The World Bank resumed support for the country in 2003, after cutting ties when war broke out in 1991. In 2003, the bank focused on supporting HIV/AIDS and livestock programmes with other organisations, but never approved any direct lending to the government to date.
A statement released by the World Bank revealed its board had approved financing of $60 million for its Recurrent Cost and Reform Financing Project and $20 million for the Domestic Revenue and Public Financial Management Capacity Strengthening Project. According to the World Bank, “they represent a milestone in Somolia’s development and reconstruction”.

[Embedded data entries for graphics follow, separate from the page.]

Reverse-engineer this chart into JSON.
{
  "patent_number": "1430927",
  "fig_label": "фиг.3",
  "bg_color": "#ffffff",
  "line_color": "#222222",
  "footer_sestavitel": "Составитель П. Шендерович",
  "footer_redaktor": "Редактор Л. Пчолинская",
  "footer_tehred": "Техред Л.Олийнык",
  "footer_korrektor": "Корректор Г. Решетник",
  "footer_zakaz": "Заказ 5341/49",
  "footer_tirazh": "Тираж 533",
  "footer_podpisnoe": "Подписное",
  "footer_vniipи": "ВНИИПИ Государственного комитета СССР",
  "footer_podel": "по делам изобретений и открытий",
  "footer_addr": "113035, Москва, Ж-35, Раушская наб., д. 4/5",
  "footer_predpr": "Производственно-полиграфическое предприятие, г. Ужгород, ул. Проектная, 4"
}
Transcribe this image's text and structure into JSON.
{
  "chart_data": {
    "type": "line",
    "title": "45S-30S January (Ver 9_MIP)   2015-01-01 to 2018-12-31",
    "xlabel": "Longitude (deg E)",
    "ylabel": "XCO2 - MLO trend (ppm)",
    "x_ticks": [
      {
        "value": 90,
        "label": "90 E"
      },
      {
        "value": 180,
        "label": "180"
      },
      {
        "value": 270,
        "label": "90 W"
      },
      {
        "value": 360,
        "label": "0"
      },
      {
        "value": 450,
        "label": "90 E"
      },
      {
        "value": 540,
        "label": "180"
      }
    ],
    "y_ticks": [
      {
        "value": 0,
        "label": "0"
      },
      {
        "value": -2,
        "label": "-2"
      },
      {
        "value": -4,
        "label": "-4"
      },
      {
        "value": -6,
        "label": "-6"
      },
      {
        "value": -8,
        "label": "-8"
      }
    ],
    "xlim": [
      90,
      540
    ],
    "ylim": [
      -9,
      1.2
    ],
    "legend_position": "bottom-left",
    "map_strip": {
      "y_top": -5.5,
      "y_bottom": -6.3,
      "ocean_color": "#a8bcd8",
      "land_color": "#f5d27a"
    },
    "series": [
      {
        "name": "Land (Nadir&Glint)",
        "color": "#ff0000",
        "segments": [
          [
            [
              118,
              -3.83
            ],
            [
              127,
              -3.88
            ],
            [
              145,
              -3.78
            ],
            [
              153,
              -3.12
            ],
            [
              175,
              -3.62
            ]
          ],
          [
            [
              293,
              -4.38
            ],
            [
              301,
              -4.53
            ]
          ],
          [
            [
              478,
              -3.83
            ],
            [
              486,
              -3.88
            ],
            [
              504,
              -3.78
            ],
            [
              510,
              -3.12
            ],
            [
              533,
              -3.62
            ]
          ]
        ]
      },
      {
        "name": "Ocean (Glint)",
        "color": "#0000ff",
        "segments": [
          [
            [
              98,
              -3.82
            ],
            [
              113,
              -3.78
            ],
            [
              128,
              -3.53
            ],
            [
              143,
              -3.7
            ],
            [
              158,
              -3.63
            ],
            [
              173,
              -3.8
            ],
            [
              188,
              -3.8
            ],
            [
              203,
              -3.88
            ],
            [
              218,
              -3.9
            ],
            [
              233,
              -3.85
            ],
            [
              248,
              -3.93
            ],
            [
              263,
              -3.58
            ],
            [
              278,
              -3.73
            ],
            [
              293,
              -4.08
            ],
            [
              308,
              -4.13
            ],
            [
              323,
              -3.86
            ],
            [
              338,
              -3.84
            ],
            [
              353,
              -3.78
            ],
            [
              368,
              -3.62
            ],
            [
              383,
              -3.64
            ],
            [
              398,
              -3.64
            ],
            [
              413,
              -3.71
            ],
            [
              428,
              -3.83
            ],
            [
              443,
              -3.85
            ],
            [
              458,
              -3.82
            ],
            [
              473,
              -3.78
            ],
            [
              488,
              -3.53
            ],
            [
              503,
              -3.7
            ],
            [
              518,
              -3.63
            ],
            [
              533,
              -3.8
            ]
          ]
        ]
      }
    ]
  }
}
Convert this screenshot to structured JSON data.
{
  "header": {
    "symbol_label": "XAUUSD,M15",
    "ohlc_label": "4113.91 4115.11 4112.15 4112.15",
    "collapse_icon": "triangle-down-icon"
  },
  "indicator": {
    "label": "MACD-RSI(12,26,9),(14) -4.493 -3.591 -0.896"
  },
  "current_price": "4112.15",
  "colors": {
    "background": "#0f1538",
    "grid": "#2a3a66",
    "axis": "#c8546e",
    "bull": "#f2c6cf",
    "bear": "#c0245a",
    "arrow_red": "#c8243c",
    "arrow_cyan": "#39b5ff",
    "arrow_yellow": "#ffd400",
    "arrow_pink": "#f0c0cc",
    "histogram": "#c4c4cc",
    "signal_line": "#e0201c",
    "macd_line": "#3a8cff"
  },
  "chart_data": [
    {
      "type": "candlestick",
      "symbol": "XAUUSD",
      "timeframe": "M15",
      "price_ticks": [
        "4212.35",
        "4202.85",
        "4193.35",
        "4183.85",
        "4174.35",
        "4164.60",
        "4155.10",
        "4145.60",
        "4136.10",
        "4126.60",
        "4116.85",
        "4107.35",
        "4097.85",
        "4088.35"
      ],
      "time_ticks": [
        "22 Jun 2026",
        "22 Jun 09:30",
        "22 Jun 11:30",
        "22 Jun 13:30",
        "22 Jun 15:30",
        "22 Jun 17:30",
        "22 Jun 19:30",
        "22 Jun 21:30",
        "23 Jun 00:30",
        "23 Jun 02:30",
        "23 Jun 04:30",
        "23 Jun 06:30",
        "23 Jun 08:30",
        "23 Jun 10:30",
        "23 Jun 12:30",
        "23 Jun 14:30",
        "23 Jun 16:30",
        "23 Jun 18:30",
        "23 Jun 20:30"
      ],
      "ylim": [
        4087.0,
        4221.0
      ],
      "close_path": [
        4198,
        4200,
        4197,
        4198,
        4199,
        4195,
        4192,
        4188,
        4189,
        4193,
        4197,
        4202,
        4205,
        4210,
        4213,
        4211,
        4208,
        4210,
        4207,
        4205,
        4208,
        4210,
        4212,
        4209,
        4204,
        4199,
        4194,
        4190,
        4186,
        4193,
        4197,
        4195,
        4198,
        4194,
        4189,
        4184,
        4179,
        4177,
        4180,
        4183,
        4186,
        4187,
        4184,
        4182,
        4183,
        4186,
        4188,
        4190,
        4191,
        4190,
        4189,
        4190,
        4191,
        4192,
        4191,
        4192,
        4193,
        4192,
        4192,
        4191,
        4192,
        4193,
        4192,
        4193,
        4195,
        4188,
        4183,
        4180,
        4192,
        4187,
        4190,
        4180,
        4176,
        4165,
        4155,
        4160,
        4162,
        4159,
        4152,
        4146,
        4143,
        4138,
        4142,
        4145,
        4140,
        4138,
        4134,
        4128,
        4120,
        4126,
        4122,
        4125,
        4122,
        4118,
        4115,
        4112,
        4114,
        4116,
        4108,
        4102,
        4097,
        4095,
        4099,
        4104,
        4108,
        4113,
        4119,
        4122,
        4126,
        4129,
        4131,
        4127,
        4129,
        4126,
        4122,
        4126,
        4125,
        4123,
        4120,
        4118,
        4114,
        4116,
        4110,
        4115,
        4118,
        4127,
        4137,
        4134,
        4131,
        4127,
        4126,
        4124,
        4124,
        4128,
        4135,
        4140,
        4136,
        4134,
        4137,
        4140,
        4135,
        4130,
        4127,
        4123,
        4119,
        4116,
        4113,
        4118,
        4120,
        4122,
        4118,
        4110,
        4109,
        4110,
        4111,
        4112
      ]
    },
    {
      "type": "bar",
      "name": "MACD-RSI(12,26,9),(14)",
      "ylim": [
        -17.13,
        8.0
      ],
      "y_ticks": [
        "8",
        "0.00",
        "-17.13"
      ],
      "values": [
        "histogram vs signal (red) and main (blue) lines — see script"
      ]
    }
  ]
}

The Country Partnership Framework Programme created by the World Bank will also help the government in Mogadishu to improve services like education and healthcare, access to clean water, energy and finance for its citizens. Somalia’s economy was forecast to grow by an average of between 3.5 and 4.5 percent annually in 2019 to 2022 when the social programmes will run.
The World Bank said “while agriculture is key to the economy, it remains vulnerable to shocks. As such, services will continue to be a main driver of growth, especially in the financial, transport and communication and trade sectors”.
Somalia, hit by decades of conflict, has been pummelled by an insurgency by al Qaeda-linked al Shabaab, famines, and maritime piracy.
Although parts of the country are still plagued by violence, some stability in the capital in recent years has attracted investment from locals and Somalis living abroad.